British Columbia

Tim Stevenson applauds International Olympic Comittee LGBTQ vote

A Vancouver city councillor is thrilled the International Olympic Committee is set to vote on a proposal that would protect sexual orientation and gender within its charter.

Vancouver city councillor travelled to Sochi to advocate for IOC to protect LGBTQ rights in charter

A crowd of people sing the Russian National Anthem at the Stockholm Olympic Stadium on October 6, 2013 while raising rainbow flags in solidarity with the Russian LGBT community. (Erik Martensson/AFP/Getty)

A Vancouver city councillor said he is thrilled the International Olympic Committee is set to vote on a proposal that would protect sexual orientation and gender within its charter.

The IOC's charter already protects against discrimination against race, religion, politics or gender. The addition of sexual orientation is one of 40 recommended changes announced last month.

"It's fantastic. I'm actually pinching myself," councillor Tim Stevenson told The Early Edition's Rick Cluff.

Vancouver Counc. Tim Stevenson says the IOC was very receptive during his visit to Sochi, but the mayor refused to meet with him and other delegates from Vancouver advocating for gay rights and pride houses at Olympic events. (CBC)

Stevenson travelled to Sochi, Russia earlier this year for the 2014 Winter Olympics to meet with the IOC, and to advocate for changes to its charter. Stevenson sought to protect the rights of LGBTQ athletes amid controversy over Russian laws against "gay propaganda."

Stevenson said at a meeting with IOC officials, he requested host cities be required to to sign a non-discriminatory clause, and ensure the presence of Pride Houses during the Olympic games.

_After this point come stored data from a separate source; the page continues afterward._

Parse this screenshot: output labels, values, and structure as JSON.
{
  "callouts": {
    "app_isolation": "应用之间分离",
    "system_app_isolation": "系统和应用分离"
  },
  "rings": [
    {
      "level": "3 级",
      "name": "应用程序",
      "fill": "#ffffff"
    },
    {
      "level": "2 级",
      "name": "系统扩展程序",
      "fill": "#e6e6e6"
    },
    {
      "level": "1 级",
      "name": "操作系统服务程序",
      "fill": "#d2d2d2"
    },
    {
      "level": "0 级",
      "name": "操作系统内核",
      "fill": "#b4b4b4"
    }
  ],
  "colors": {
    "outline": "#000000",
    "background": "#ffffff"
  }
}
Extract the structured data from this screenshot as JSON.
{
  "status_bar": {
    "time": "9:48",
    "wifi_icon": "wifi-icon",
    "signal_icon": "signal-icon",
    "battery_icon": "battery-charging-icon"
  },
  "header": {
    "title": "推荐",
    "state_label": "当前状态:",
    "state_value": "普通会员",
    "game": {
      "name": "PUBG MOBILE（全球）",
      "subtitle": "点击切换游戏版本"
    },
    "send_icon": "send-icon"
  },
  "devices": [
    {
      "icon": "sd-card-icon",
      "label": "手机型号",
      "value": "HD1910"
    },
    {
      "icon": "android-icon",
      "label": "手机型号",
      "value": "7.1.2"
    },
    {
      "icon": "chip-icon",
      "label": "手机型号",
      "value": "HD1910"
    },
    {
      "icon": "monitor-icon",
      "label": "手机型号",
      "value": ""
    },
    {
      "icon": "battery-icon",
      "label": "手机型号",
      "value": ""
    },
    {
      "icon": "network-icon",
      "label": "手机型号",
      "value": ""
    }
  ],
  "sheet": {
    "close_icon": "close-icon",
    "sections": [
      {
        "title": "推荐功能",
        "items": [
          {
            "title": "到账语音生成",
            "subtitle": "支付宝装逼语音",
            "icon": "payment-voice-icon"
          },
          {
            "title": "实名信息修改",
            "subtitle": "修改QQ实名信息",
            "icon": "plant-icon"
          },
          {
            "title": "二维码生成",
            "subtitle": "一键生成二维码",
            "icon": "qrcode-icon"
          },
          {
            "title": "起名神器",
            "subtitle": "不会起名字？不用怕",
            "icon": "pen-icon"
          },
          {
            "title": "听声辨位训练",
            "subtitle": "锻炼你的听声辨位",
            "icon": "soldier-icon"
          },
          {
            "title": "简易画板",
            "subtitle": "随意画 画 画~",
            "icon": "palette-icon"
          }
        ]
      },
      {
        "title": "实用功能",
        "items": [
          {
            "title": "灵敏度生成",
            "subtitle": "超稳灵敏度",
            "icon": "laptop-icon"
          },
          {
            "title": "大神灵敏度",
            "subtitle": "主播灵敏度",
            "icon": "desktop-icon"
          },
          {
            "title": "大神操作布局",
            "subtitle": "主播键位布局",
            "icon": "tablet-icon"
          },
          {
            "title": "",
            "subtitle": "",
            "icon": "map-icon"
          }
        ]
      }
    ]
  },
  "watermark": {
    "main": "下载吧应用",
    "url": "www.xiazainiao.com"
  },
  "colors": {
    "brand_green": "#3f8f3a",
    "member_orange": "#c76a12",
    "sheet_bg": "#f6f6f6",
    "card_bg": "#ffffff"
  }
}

Those two recommendations are part of the proposed changes in front of the IOC executive.

"They were in agreement with everything and said that they were going to bring about these changes, and they've followed through with their promises," he said.

Stevenson met with the committee for about an hour and a half.

"I remember when I came out there were a lot of people who were doubters and thought maybe they were just trying to get me out the back door quickly or something, but I was absolutely convinced that they were sincere."

Stevenson believes that if passed, the regulations would mean countries that don't protect LGBTQ rights, like Russia, will be excluded from hosting Olympic games. He said he hopes the rules give those countries a push towards adopting more inclusive laws.

"As our country changed slowly — we've been 35 years in this social revolution that's gone on — other countries are in various places along the scale," he said.

"I think that some are realizing that they need to change."